Sin embargo, los ritmos de la naturaleza son distintos. El tiempo transcurre de otra manera; la actividad, aún intensa, carece de la presión del estrés; las relaciones surgen, se intensifican y pueden llegar a disolverse a medida que la distancia se impone entre esos nuevos amigos que vamos descubriendo, pero que cuando un día, inesperadamente, reaparecen en algún puerto lejano, te llenan de alegría de una forma especial. El tiempo, en definitiva, se redefine conforme a otros parámetros.
En los últimos tres meses Paloma y yo hemos vivido la -maravillosa- experiencia de compartir veinticuatro horas al día durante siete días a la semana. Eso sí que es “contacto”. Yo temía que una convivencia de semejante intensidad pudiera deteriorar nuestra relación, que los roces se intensificaran en frecuencia o magnitud, o que el cansancio o el aburrimiento presentaran su cara más siniestra. Lejos de semejantes augurios, hemos experimentado una comunidad de sintonía personal, respeto, cariño, risa frecuente, y preocupación mutua por que el otro esté bien. Sin duda, ha sido lo más rico, bonito e inolvidable que hemos descubierto de esta nueva forma de vida, y nos hace sentir intensa y profundamente felices.
Como consecuencia, llegado el momento de regresar, nos hemos encontrado sin ganas de volver, pero con tremendos deseos de reencontrarnos con la gente a la que queremos; estos, y solo ellos, son lo único que hemos echado de menos, lo único que nos ha hecho regresar, y regresaríamos mil veces para volver a los abrazos que nos esperaban en Madrid.

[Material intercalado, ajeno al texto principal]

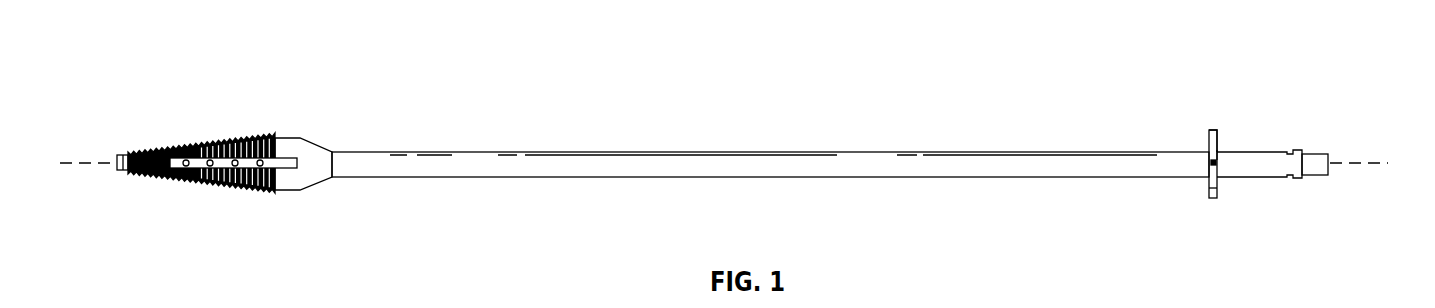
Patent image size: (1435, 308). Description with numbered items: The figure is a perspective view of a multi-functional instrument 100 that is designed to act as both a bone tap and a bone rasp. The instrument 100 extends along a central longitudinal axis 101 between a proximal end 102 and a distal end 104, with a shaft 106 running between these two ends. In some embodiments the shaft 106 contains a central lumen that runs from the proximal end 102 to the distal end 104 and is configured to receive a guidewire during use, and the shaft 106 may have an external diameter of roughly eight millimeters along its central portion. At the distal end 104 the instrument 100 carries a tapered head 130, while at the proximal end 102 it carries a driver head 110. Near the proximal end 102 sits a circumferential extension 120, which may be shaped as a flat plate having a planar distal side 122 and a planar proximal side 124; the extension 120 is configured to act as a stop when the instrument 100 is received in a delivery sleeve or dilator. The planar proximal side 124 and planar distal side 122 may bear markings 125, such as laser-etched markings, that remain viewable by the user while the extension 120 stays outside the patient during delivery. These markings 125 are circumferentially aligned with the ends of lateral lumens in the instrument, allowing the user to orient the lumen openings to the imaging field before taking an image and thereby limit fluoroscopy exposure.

The multi-functional instrument 100 is at (816, 96).
The central longitudinal axis 101 is at (1372, 166).
The proximal end 102 is at (1334, 70).
The distal end 104 is at (146, 96).
The shaft 106 is at (758, 177).
The driver head 110 is at (1315, 176).
The circumferential extension 120 is at (1209, 188).
The planar distal side 122 is at (1209, 133).
The planar proximal side 124 is at (1217, 152).
The markings 125 is at (1217, 163).
The tapered head 130 is at (233, 209).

El primero llegó de la misma persona que nos dio el último al dejar Alicante: Manu. Tres meses entre uno y otro que se han hecho más largos de lo que habíamos percibido. Y hemos sentido la enorme diferencia entre el mismo gesto, el del beso, cuando nos lo han dado en Sicilia al despedirnos, y cuando nos los han plantado en Madrid reencontrándonos con la familia y los amigos. Ahora “tiempo” y “contacto” se han salido de su orden alfabético para ocupar otro lugar en nuestro particular diccionario de orden personal, mucho más cerca de “beso”, “emoción” y “reencuentro”.